The Pentagon announced on Thursday that the United States would deploy troops to "protect oil fields" in northeast Syria with the help of SDF Kurdish militants.

The Pentagon has said the US was reinforcing its position in northeast Syria "with additional military assets to prevent those oil fields from falling back into the hands of ISIS (Daesh) or other destabilizing actors."

US officials have not explained how the largely defeated and almost non-existent Daesh terrorist group could regain control of the region's oil, or what was meant by "other destabilizing actors."

Russia, citing satellite imagery, said last week that the US had been smuggling Syrian oil to other countries under the protection of its troops before and after the defeat of Daesh in the region.

Jeff Colgan, an associate professor of political science and international studies at Brown University, decried as “immoral and possibly illegal” the idea that the US would “keep the oil” in the hands of ExxonMobil or other US companies.

Colgan also noted that US firms would face "a host of practical challenges" to operate in Syria.

Laurie Blank, an Emory Law School professor and director of its Center for International and Comparative Law, said "international law seeks to protect against exactly this sort of exploitation."

Before the war, Syria produced about 380,000 barrels of oil per day.
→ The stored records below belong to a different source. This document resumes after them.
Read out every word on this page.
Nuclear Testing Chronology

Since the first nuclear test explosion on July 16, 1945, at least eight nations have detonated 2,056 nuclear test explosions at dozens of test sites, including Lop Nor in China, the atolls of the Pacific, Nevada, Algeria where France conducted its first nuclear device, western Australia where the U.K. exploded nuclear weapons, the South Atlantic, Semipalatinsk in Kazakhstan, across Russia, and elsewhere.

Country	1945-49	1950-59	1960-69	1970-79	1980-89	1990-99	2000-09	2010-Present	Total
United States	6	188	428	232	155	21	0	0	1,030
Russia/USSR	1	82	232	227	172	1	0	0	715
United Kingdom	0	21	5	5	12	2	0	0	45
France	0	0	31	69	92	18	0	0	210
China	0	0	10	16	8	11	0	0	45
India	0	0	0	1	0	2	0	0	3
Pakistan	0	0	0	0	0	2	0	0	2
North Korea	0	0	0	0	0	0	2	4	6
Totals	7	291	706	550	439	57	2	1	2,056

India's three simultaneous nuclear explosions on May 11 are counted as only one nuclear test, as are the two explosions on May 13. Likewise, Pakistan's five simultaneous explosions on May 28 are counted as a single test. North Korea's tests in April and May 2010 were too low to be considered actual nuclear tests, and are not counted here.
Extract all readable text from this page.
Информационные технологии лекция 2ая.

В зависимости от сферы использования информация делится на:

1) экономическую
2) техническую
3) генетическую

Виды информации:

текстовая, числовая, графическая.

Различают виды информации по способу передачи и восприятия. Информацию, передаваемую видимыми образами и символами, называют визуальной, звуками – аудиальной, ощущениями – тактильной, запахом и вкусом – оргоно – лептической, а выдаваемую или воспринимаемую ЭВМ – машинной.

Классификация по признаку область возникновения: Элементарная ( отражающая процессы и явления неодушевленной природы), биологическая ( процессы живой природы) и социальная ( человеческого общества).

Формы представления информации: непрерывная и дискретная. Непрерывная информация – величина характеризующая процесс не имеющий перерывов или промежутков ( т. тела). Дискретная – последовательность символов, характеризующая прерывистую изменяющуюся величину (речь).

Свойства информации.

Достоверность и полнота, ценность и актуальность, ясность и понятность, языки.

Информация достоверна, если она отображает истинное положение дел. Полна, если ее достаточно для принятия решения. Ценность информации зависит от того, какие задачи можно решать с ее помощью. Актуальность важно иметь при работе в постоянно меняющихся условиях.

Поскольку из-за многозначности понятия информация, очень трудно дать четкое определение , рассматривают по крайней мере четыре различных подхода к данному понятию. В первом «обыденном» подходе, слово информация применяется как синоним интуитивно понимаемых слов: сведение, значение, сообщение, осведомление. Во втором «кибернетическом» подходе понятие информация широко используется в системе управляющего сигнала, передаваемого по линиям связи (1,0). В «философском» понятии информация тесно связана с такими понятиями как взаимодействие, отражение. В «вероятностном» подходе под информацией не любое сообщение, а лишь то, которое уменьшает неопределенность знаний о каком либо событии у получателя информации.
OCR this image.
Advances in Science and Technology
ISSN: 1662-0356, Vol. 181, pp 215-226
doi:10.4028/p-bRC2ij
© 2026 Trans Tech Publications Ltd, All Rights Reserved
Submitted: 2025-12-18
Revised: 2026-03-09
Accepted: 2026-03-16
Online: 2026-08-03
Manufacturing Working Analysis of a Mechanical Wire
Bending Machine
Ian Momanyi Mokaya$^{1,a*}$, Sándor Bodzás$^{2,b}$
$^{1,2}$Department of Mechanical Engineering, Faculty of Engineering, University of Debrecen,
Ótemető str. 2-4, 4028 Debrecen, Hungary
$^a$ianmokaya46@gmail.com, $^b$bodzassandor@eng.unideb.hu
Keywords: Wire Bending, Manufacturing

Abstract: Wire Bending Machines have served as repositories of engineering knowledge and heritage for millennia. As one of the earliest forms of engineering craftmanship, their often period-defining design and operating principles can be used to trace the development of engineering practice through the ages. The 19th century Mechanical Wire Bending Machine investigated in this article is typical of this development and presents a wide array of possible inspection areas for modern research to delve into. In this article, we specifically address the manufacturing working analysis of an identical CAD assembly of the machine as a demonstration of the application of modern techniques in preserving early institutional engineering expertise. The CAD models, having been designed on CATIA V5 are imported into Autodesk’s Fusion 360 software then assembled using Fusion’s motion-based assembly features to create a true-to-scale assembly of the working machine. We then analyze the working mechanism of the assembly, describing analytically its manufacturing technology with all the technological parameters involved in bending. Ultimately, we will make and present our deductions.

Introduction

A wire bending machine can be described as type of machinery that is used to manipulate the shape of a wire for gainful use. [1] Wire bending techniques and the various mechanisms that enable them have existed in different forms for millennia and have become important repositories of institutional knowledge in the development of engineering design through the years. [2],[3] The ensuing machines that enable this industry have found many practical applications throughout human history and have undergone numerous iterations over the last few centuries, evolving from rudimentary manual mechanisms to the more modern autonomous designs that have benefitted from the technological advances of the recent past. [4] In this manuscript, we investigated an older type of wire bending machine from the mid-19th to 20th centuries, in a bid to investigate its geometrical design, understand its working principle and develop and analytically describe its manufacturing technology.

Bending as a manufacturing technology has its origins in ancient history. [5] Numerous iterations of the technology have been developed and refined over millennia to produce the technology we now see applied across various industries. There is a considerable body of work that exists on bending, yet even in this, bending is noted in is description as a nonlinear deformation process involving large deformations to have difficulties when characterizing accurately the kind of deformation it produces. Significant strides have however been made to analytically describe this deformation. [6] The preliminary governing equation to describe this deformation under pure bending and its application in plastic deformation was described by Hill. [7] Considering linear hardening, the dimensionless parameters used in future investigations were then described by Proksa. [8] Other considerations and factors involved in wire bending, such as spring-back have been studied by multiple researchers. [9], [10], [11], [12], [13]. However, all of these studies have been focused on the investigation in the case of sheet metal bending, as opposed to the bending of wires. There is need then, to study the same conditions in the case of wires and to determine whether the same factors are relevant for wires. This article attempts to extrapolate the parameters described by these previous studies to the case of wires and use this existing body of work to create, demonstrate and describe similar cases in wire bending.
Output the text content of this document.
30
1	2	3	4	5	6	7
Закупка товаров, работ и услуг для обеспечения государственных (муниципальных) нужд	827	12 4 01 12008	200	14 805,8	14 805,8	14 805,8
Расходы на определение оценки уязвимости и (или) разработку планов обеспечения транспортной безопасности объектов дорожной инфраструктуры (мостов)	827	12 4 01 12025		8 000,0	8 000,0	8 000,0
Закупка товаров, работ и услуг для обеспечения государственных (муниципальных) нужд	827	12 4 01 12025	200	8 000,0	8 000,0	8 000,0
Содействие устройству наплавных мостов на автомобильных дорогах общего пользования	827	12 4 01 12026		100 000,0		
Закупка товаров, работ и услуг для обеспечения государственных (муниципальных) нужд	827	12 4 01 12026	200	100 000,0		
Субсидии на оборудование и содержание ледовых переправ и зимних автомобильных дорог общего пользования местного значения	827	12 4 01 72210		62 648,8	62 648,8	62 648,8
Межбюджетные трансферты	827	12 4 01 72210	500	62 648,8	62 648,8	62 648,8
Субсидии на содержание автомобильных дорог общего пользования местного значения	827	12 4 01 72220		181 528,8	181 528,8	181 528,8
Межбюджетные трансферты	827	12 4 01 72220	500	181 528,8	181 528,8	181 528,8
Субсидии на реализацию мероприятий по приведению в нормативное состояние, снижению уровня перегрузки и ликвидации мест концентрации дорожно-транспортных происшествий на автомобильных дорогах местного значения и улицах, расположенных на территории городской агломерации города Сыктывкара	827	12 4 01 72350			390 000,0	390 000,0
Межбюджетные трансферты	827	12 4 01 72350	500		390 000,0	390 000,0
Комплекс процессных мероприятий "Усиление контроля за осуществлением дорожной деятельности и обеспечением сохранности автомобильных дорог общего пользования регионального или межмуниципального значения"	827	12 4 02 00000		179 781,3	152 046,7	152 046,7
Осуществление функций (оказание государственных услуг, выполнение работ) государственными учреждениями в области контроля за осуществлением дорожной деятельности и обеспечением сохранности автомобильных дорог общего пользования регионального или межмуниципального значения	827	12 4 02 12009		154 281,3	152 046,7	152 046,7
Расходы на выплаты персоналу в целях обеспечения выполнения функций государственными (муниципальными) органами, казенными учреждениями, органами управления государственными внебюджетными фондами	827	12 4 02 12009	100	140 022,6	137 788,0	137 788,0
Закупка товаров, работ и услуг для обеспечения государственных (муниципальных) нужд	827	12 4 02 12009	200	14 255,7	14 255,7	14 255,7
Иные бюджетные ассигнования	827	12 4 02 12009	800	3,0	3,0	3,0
Its oil production is estimated to have declined to just 40,000 barrels per day, according an International Monetary Fund working paper in 2016.

President Trump has identified Syria’s oil as a US national security priority. “The oil is so valuable, for many reasons,” he said on Sunday.

“It fueled ISIS, number one. Number two, it helps the Kurds – because it’s basically been taken away from the Kurds... And, number three, it can help us, because we should be able to take some also,” he added. 

US Senator Lindsey Graham supported Trump’s focus on Syrian oil, when a reporter asked by what “legal right in international law” the US could take Syrian oil.

“This is a win-win,” Graham said. “The SDF will get more money if we can modernize the oil fields,” he added.